I’ve assembled some of my thoughts after a handful of
sessions using the Canon EOS 5DsR – a little bit of a long post with few
images, but perhaps of interest to some considering the camera.
Digital original |
On the camera side:
The
camera demands solid technique – the discussions about the shutter
speed and camera shake are totally relevant, and with shutter speeds
(hand-held) between 1/125 and 1/400, I had about 1 in 3 exhibit motion
blur – more than that in portraits and images of people.
With
large apertures (f/1.2 to f/2 on 85mm and 135mm lenses respectively)
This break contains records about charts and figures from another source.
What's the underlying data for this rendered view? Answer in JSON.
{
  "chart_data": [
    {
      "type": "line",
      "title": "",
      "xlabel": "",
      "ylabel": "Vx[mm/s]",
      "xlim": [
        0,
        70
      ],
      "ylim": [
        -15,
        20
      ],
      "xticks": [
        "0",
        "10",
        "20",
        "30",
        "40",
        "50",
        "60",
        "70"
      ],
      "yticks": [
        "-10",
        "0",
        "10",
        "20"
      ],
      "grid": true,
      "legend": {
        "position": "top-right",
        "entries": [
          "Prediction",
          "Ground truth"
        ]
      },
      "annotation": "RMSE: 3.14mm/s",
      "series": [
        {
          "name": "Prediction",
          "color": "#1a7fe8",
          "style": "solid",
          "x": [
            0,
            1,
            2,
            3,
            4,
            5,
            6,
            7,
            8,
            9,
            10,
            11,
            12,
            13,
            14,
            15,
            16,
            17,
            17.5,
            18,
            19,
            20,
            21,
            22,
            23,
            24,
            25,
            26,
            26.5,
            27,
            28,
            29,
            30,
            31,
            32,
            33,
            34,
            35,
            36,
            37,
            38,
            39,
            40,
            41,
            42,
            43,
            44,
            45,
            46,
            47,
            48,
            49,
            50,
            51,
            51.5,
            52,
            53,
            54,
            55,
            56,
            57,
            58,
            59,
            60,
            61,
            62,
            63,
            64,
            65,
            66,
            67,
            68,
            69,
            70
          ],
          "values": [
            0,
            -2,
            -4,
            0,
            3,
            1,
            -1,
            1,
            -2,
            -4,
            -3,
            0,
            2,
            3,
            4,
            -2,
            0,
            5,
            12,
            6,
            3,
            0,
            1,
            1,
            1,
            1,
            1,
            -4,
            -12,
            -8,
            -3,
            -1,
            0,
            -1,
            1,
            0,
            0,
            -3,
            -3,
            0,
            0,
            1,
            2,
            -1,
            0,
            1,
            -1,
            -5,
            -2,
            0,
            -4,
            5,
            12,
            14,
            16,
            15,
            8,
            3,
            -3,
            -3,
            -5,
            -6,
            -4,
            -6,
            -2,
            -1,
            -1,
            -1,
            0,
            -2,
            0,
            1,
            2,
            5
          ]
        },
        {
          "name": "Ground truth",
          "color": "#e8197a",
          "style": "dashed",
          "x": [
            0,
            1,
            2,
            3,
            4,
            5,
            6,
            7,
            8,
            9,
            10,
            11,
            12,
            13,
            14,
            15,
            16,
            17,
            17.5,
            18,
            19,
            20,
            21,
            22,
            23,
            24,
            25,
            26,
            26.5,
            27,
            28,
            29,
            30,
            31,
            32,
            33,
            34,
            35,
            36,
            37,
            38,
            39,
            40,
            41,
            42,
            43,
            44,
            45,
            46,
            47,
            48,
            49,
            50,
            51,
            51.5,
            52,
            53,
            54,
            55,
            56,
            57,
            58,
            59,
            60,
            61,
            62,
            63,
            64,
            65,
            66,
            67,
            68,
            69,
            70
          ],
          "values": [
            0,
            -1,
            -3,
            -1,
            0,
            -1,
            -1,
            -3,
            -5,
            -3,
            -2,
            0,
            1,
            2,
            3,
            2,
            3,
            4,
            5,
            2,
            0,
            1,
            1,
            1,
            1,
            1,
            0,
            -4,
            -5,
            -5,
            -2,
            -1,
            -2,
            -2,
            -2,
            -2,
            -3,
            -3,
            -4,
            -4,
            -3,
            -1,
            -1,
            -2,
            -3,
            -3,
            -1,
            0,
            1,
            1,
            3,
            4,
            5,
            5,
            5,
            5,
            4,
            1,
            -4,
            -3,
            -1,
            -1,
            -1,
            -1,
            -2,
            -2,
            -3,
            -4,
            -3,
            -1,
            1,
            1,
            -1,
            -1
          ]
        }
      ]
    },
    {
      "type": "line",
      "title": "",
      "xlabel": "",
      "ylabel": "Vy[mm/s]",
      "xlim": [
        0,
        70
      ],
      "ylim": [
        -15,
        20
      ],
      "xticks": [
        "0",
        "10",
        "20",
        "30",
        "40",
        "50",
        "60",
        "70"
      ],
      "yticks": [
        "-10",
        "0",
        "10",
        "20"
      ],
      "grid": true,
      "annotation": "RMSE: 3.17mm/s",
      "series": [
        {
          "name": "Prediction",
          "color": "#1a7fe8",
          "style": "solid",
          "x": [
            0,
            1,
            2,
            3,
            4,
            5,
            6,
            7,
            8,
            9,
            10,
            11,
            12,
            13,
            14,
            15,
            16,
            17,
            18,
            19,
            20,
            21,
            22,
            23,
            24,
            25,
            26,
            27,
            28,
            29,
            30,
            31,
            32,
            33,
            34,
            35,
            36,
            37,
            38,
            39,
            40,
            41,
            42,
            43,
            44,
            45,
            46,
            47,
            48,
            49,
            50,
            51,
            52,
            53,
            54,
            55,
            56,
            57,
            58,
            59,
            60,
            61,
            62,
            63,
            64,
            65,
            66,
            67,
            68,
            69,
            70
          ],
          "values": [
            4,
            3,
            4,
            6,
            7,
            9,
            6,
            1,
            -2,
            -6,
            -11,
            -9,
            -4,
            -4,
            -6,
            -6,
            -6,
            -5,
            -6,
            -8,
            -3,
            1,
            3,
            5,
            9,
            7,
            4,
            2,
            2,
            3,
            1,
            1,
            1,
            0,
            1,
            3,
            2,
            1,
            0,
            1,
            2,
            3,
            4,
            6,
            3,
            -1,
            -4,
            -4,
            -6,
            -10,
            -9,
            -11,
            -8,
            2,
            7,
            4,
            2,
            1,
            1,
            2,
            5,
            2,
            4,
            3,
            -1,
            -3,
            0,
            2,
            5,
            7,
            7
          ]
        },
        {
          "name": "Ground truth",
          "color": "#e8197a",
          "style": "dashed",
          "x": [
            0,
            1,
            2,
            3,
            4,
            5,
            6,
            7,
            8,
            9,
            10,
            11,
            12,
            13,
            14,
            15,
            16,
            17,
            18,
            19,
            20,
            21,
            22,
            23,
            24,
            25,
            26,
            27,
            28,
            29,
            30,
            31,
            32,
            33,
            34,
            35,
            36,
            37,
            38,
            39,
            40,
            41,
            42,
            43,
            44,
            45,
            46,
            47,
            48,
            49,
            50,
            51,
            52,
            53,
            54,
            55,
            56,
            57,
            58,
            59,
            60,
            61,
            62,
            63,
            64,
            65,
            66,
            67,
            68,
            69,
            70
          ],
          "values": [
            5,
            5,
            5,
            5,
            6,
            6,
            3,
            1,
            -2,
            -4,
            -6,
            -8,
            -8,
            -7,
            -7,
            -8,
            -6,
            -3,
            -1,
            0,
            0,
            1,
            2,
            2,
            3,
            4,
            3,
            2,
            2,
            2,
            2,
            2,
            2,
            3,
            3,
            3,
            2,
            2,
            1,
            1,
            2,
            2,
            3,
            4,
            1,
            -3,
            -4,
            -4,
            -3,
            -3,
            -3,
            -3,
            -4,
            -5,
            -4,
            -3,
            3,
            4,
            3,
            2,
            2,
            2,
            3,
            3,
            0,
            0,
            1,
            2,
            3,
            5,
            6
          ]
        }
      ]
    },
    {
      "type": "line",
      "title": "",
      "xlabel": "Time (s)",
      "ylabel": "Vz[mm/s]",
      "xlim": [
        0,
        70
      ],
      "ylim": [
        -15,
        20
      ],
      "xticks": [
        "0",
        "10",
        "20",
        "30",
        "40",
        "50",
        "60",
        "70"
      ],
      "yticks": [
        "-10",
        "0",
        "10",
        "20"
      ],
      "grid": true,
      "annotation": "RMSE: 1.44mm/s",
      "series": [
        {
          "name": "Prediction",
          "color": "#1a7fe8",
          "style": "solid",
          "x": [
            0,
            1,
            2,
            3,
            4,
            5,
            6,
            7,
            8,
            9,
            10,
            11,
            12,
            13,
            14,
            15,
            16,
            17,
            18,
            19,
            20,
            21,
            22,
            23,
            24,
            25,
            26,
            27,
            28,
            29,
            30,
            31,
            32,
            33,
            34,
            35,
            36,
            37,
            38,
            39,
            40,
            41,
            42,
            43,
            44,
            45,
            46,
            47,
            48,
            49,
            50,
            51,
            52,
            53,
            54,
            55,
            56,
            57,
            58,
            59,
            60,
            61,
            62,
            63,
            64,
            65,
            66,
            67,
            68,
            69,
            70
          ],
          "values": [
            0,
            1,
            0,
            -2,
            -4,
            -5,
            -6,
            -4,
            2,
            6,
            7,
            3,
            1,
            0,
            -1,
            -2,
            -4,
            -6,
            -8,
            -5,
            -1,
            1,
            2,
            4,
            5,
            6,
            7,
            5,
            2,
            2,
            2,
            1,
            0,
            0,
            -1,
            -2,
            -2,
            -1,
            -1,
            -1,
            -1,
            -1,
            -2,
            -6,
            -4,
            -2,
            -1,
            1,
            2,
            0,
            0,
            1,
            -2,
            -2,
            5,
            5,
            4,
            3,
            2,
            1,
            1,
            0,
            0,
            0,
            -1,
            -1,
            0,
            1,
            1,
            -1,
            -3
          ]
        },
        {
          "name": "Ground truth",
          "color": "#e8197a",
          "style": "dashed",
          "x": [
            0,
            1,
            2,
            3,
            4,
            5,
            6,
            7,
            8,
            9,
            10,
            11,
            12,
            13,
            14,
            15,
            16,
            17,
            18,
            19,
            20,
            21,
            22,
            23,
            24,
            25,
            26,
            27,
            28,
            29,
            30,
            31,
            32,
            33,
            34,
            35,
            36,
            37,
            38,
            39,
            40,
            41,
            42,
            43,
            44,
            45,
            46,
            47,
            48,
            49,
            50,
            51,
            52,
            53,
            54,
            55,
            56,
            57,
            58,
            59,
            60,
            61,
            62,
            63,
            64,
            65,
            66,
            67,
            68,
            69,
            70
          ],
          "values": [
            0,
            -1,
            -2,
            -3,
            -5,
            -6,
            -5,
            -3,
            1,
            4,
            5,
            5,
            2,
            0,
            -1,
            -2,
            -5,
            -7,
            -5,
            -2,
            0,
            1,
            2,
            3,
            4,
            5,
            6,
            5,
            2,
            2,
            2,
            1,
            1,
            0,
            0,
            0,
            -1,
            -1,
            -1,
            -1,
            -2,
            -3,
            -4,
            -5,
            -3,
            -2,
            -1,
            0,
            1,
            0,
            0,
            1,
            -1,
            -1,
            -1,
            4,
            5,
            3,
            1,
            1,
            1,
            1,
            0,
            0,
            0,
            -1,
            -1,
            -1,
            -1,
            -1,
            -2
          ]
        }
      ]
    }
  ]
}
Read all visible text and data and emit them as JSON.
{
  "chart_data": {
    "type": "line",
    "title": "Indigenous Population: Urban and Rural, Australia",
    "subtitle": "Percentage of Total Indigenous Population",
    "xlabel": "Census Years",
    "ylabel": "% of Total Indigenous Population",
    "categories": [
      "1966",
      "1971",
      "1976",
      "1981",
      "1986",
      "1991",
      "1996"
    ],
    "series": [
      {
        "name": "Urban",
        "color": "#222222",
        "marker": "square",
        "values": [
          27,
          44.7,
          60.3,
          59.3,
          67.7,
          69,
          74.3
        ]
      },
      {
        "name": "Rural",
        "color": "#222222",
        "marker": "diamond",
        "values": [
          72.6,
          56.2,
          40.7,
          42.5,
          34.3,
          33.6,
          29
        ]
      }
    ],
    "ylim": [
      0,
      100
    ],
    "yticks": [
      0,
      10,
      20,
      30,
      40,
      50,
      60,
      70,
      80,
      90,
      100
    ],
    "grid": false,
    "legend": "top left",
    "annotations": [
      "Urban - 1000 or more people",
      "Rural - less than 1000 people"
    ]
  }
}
when the focus is accurate, it is stunning, and yields tack sharp points
of focus, but even with static subjects, when working hand-held, only a
portion of images were tack sharp – three or four images in a row would
yield only one or two images…well under 50% over a couple of hundred
images. The definite take-away from the 800+ images I’ve made to date is
that this is a camera that begs for a tripod!
The
rear screen is fabulous, with some caveats. It has a very different
“look” than the 5D MKII screen, being “softer” in colour; I would say
lower contrast, but I am not sure if that is the case…it is just more
delicate looking. It is significantly different from what I am used to,
and was challenging to “read” without a histogram. The Histogram
representation is a big improvement over the 5D MKII’s as it now has a
hairline of white around it, and overall the screen is great, but it
will take some getting used to the different look all the same.
The
camera is slow to display the histogram – more like an Eos 10D from
2004 than anything current – it will take time to get used to not just
glancing at the screen after making an image to evaluate the exposure,
but having to wait for the histogram to appear. That alone is going to
slow down photography for me (never a bad thing).
And
the final camera comment is the file sizes – they are BIG. I’ve been
working with 32gb files, and am used to getting almost 1000 21mp files
per card; I got under 400 on the same card with the 5DsR; time to get 64
or more likely 128gb cards, sadly.
Digital original - 100% crop |
On the processing side:
The
images are incredible – sharp, detailed and everything I hoped for.
When everything is lined up, the image quality is just stunning at 100%
crop…and there are 50 million pixels at that quality, image-wide.
The
default PS/LR RAW development seems to be REALLY off – they process
with much more contrast than other Canon RAW files; I am finding I have
to put a -25 to -50 contrast on images to get them closer to the “usual”
Adobe development look. I will wait until I have a couple of weeks of
photography before creating a custom default development for the camera.
The
dynamic range is greater than the 5D MKII; I did some images last night
with a sunset sky, and the model on the shade side of a sand-dune; in
post I was able to pull full detail back in the sky (bright, but with
colour), and open up the shadows tons, correcting the WB to remove the
blue, and the result was both pleasing, and clean, in terms of image
quality. With the 5D MKII I would have hit an issue with that image.
Lightroom
Mobile is suddenly an integral workflow tool. The 50mp files are
awesome…and slow. On my desktop (3.7 ghz Xeon, 32gb 1600 RAM) it takes
several seconds for the 100% preview to load…longer if multiple images
are being compared; this is crazy slow. Lightroom Mobile on the other
hand is great equalizer; after importing the 5DsR files, I synced them
to LR mobile, and minutes later, could breeze through the images on my
tablet without delay. Cropping, composition evaluation, flagging and
stars can all be done without delay…and when returning to the desktop
LR, all the changes are implemented, without the delay.
Unfortunately,
in LR Mobile you can’t do everything; because of the files are lower
resolution, you can’t check the actual image sharpness, and as it lacks
the compare mode, selection between similar/matching images isn’t
possible.
I hope to have a blog entry on my site within a week posting some of the new work.